Starbucks Corp. is ramping up growth for its coffeehouse locations in the Americas region and China, saying any talk of saturation or the inability to find good real estate should be “taken off the table.”
After reporting an 18-percent increase in net income for its second quarter Thursday and a global same-store sales increase of 7 percent, Starbucks told analysts in a conference call that the company will raise the number of locations it expects to open this year to 1,000 from the previous target of 800.
During fiscal 2012, the company expects to open 500 new units in the region called the Americas, which includes the U.S., Canada and Latin America. At the end of the April 1-ended second quarter, the chain had 12,570 locations within the region, roughly 100 more than the same quarter the prior year.
Through the recession, Starbucks closed close to 1,000 underperforming units across the U.S. as part of the chain’s turnaround. Now, said Howard Schultz, Starbucks’ chair, president and chief executive, the picture looks very different for the coffeehouse brand.
U.S. locations open within the past year are performing “extraordinarily well,” Schultz said.
“So any thought of saturation or inability to find quality real estate and continue to expand in the U.S., or, for that matter, North America, should be taken off the table,” Schultz added. “I can’t envision in the coming years that we’d open less stores than we just announced.”
He added that markets like Brazil, where Starbucks has fewer than 100 units, have room for growth, as well as other countries, like Argentina and Mexico.
Same-store sales for the Americas grew 8 percent during the quarter.
China, however, remains the region where Starbucks sees the most opportunity.
Starbucks said it is adding another 100 planned units to its schedule for the China Asia Pacific region for a total of 400 to open this year. Half of those new units will be in China, where the same-store sales increase for the quarter topped 20 percent for the seventh consecutive quarter.
Europe remains a problem for Starbucks, however. The Europe, Middle East and Africa — or EMEA — region saw same-store sales drop 1 percent during the quarter. Schultz said same-store sales increases in the United Kingdom and France were not enough to compensate for declines in Germany and Ireland.

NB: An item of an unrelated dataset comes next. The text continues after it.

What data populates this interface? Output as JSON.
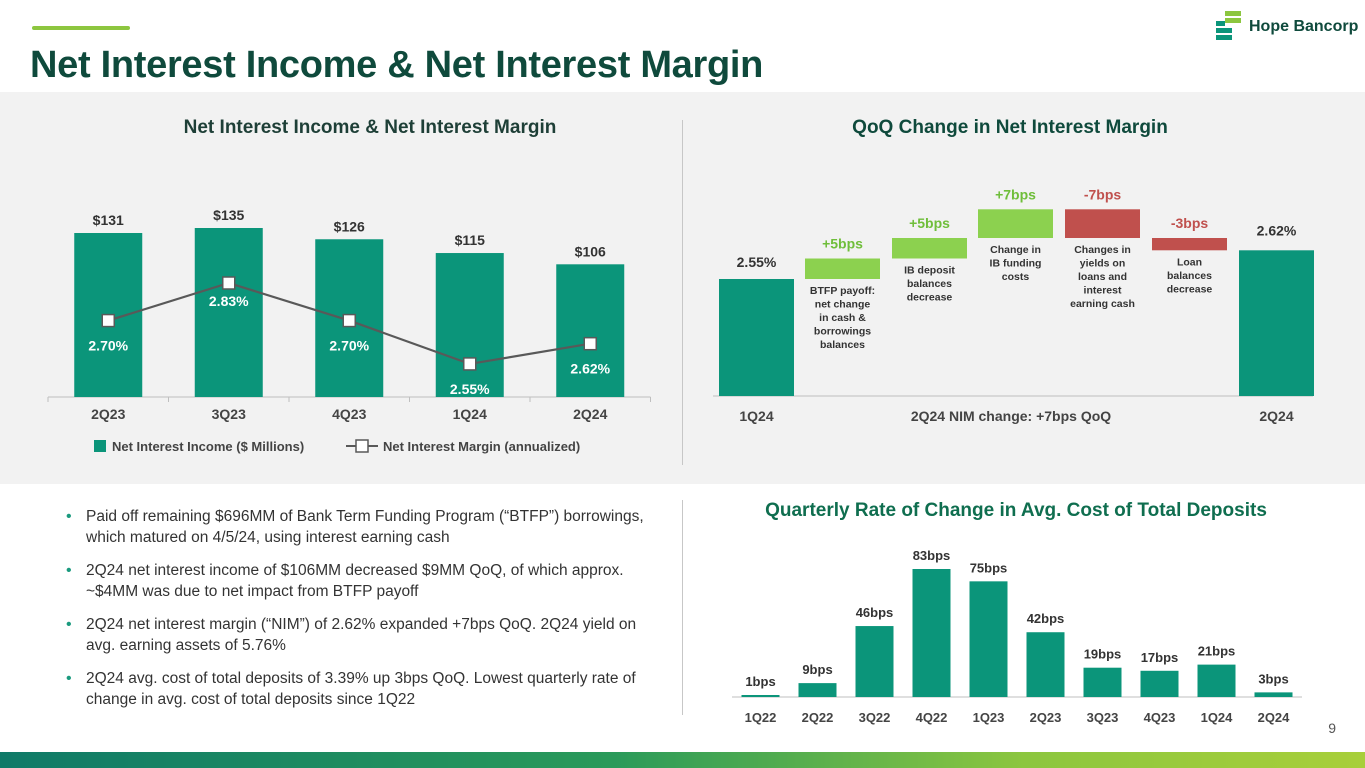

Fears of a double-dip recession in the U.K. and lingering high unemployment across Europe have dragged down results, Schultz said. But the company is focusing efforts on a turnaround similar to that of the U.S. in recent years.
“We’ve seen this movie before and I’m proud to say it had a positive ending … in the U.S.,” Schultz said. “But this is not going to happen overnight.”
Meanwhile, the company is aggressively growing its channel development division, what used to be known as its consumer products group, or CPG, segment, which includes packaged coffees, single-cup products and bottled beverages.
Schultz said sales of Starbucks’ new Blonde Roast coffees, a lighter roast that debuted in January, have been strong, contributing to a 17-percent increase in packaged coffee sales during the quarter. K-Cup sales also contributed about half of the 57-percent increase in revenue growth for the channel development division.
The company also announced the debut of a new Refreshers energy drink during the quarter, which will be first offered as a handcrafted beverage in stores over the summer, followed by the launch of a bottled version available in retail outlets.
The chain is also rolling out bottled Evolution Fresh juices in Starbucks stores after acquiring the juice maker last year.
Schultz said he sees Evolution Fresh as yet another potential billion-dollar Starbucks brand.
The chain also opened its first Evolution Fresh retail concept in Bellevue, Wash., during the quarter, offering premium juices and healthful foods. More are planned, he hinted, saying the customer response to the concept has been positive.
“We are incorporating the early learnings from the first store into plans for future retail expansion,” Schultz said.